The same quantity is added - just in a different form - with a different name.
(And usually a higher price because everybody 'knows' "It's better for you".)
Most vegetables contain nitrate (which converts to nitrites in our bodies).
If you are eating vegetables, you are getting nitrates/nitrites already.
Nitrites are added to curing meats to give it a pink/redish appearance.
Without it, most cured meats look pathetically pale and anemic.
I share the same dislike of commercial cured bacon. When I cured my own, I did purchase some 'pink salt' from a local butcher, which is sodium nitrate, and used it in the curing. But I used a much lower amount than a commercial operation would, with great results. The meat still turned a nice deep red color, and was preserved well. But it didnt make me feel icky from all the 'preservatives' like commercial bacon. I cant remember the ratios I used now, but you can definitely use half or less the amount of sodium nitrate that recipies call for, and get an even better end products.

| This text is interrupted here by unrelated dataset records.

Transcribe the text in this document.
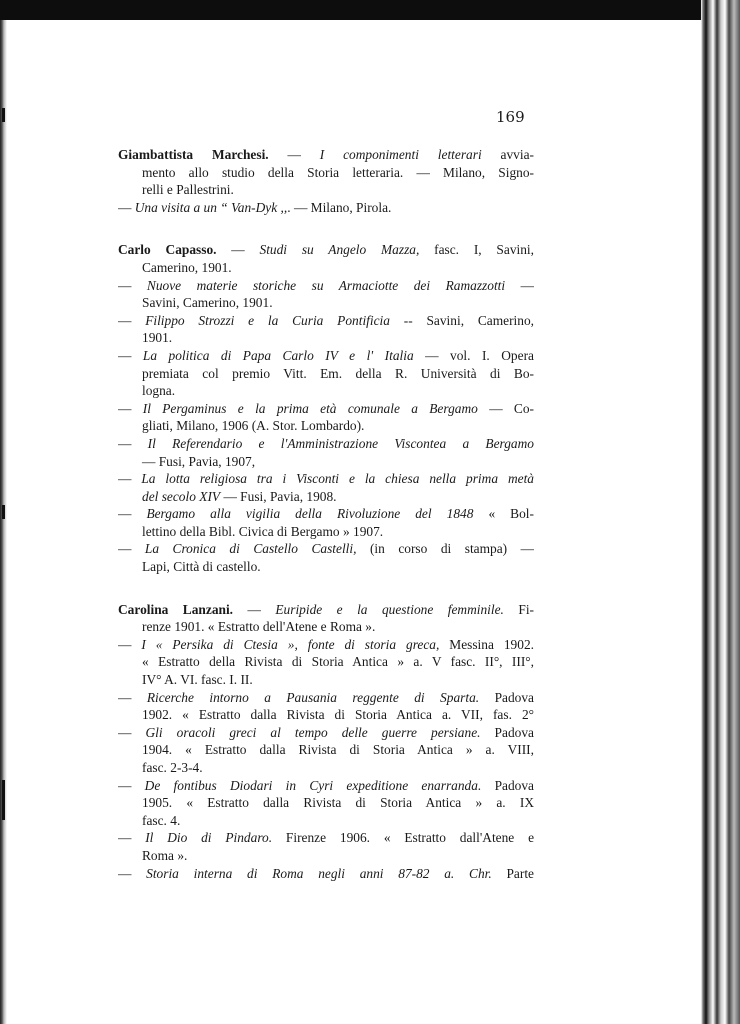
169
Giambattista Marchesi. — I componimenti letterari avvia-
mento allo studio della Storia letteraria. — Milano, Signo-
relli e Pallestrini.
— Una visita a un “ Van-Dyk ,,. — Milano, Pirola.
Carlo Capasso. — Studi su Angelo Mazza, fasc. I, Savini,
Camerino, 1901.
— Nuove materie storiche su Armaciotte dei Ramazzotti —
Savini, Camerino, 1901.
— Filippo Strozzi e la Curia Pontificia -- Savini, Camerino,
1901.
— La politica di Papa Carlo IV e l' Italia — vol. I. Opera
premiata col premio Vitt. Em. della R. Università di Bo-
logna.
— Il Pergaminus e la prima età comunale a Bergamo — Co-
gliati, Milano, 1906 (A. Stor. Lombardo).
— Il Referendario e l'Amministrazione Viscontea a Bergamo
— Fusi, Pavia, 1907,
— La lotta religiosa tra i Visconti e la chiesa nella prima metà
del secolo XIV — Fusi, Pavia, 1908.
— Bergamo alla vigilia della Rivoluzione del 1848 « Bol-
lettino della Bibl. Civica di Bergamo » 1907.
— La Cronica di Castello Castelli, (in corso di stampa) —
Lapi, Città di castello.
Carolina Lanzani. — Euripide e la questione femminile. Fi-
renze 1901. « Estratto dell'Atene e Roma ».
— I « Persika di Ctesia », fonte di storia greca, Messina 1902.
« Estratto della Rivista di Storia Antica » a. V fasc. II°, III°,
IV° A. VI. fasc. I. II.
— Ricerche intorno a Pausania reggente di Sparta. Padova
1902. « Estratto dalla Rivista di Storia Antica a. VII, fas. 2°
— Gli oracoli greci al tempo delle guerre persiane. Padova
1904. « Estratto dalla Rivista di Storia Antica » a. VIII,
fasc. 2-3-4.
— De fontibus Diodari in Cyri expeditione enarranda. Padova
1905. « Estratto dalla Rivista di Storia Antica » a. IX
fasc. 4.
— Il Dio di Pindaro. Firenze 1906. « Estratto dall'Atene e
Roma ».
— Storia interna di Roma negli anni 87-82 a. Chr. Parte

Yeah, it's really not bacon (to me--I expect the color and flavor that come from nitrites) without some nitrites, and I'd rather know exactly how much is in my bacon because I made it myself. I've been told that the "no nitrite added" celery powder bacon usually has MORE nitrites, because they have to be sure to have enough and the quantities are variable in a natural source like celery. I would guess chard also has a lot of nitrites in it--anybody know about that?
I followed the recipe in "Charcuterie" which is a book I recommend for anyone buying whole animals for home processing.